We've been hearing Fortune's name a lot lately in reference to Vanderbilt football and it hasn't been for the release of good news. In late June we found out that four unnamed players had been suspended from the team. In that release Fortune commented, "We will not tolerate any actions that threaten student safety and security."
Then on August 9 the four players; Brandon Vandenburg, Cory Batey, JaBorian McKenzie and Brandon Banks, were indicted for aggravated rape and sexual battery. Vandenburg received additional charges of tampering with evidence and unlawful photography.
"We are shocked and saddened by the allegations that such an assault has taken place on our campus and that they include members of our football team," said Fortune in yet another sobering release.
Now Vanderbilt has lost Chris Boyd for likely the season. It is believed that Boyd didn't participate in the actual rape but apparently offered illegal advice. My guess is he advised Vandenburg to delete the photos or video off his phone, but that's just a hunch. I could be wrong. However, if Boyd did do this he may have had no idea that what he was doing was highly illegal. It's unfortunate for Boyd that he may have to spend months or even years in jail for getting involved in something he had no business jumping into.
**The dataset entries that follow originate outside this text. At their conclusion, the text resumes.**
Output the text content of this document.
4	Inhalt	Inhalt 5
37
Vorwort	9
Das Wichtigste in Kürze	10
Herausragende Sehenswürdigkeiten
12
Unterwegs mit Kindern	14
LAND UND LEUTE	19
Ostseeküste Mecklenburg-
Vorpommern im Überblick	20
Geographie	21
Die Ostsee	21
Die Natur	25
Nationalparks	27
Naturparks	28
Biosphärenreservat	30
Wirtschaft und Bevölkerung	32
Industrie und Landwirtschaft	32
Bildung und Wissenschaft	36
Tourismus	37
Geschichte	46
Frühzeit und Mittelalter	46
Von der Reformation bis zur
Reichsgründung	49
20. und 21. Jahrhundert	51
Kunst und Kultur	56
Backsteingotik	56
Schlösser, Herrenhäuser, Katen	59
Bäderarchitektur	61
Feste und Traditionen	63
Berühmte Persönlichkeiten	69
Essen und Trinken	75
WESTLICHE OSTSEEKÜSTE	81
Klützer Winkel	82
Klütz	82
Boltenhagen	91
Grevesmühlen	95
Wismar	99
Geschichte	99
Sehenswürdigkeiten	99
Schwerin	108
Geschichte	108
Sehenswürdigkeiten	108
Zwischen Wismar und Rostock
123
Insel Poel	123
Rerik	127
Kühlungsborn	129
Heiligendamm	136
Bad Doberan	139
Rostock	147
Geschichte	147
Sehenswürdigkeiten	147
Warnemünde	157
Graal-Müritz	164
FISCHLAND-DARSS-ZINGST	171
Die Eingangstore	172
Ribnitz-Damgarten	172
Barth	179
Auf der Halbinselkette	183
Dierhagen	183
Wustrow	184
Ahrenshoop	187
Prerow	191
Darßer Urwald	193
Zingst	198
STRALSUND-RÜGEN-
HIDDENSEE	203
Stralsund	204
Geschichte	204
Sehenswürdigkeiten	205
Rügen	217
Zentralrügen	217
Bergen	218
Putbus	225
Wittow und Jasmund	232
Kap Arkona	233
To me, all this points to another serious problem at Vanderbilt. Like many other universities, the abuse of alcohol and drugs on campus contributes to travesties like this at Vandy. We don't know whether the victim was drunk, on drugs or had been drugged. However, regardless of the reason she was incapacitated what was done to her was wrong and the four charged, if found guilty, need to be severely punished. My guess is that the culprits themselves were also either drunk or under the influence of who knows what. Here's a stat for you, the National Council on Alcoholism and Drug Dependence says that 37 percent of all rapes and sexual assaults involve alcohol. Twenty-seven percent of all aggravated assaults involve booze. Over 36 percent of all inmates in prison "were drinking at the time of their conviction offense".
Vanderbilt has taken bold moves in the past, like abolishing the athletic department (since reestablished) and other innovative yet controversial steps. I don't have all the answers, but I hope the administration will take an aggressive, hard-line stance against alcohol and drugs on campus. Then maybe we won't be getting so much bad news from Beth Fortune.